3.4. Surface roughness

The SR measured on the machined part is increased with the current at constant pulse on time since; it increases the pulse energy[17].Normally,the pulse current influences more on affecting the surface finish of the composites. It increases the spark energy discharge on the localized area of the composite material which leads to the development of more number of craters on the machined part.In addition to this,the hard B4C particles reinforced to the material desires more spark discharge in order to melt and partially vaporize the composite. These craters are grouped together and form poor finish. The increase in SR for the pulse current at various pulse duration is shown in Fig. 8(a and b).

4. Conclusions

The characteristics of the machined part of Al-SiC and Al-Si-C-B4C composites are analyzed with an objective to identify the surface and sub surface defects.
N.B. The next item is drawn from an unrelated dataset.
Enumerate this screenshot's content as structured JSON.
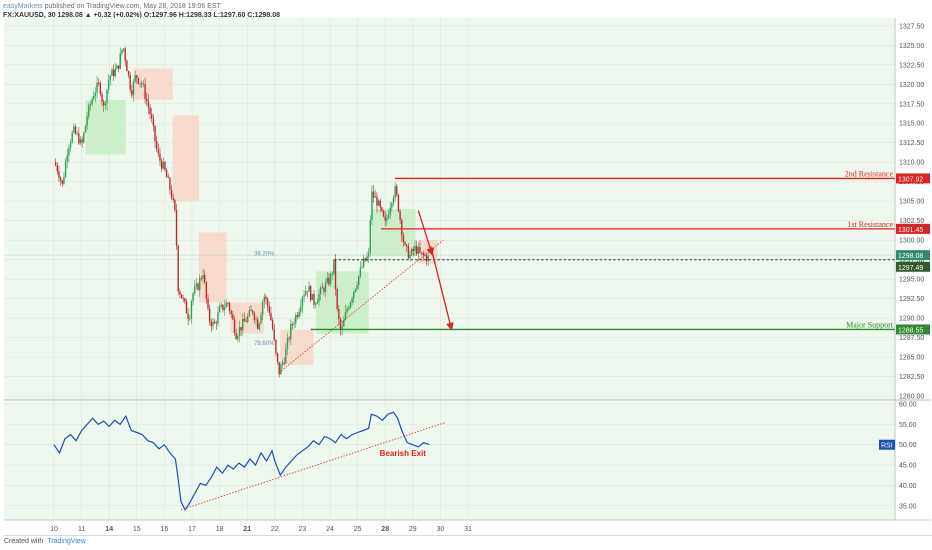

The following observations are drawn based on the experimentation.

· The reinforcements are evenly distributed in the aluminum matrix and are ensured through the EDS image. The improvement in the properties are noticed when the B4C particles are included in the composite.

· The Al-SiC-B4C composite produces greater HAZ depth in the sub surface, compared to Al-SiC composite. It is owing to the observation of higher discharge energy at higher pulse current and prolonged spark duration condition.

· The crater diameter is found to increase for both the composites when MRR is increased.The existence of B4C particulates in the matrix produces larger crater diameter on the machined area compared to Al-SiC composite.

· The visible raise in the SR is noted with increased current during the machining process.Further,the addition of B4C particulates in the composite increases SR.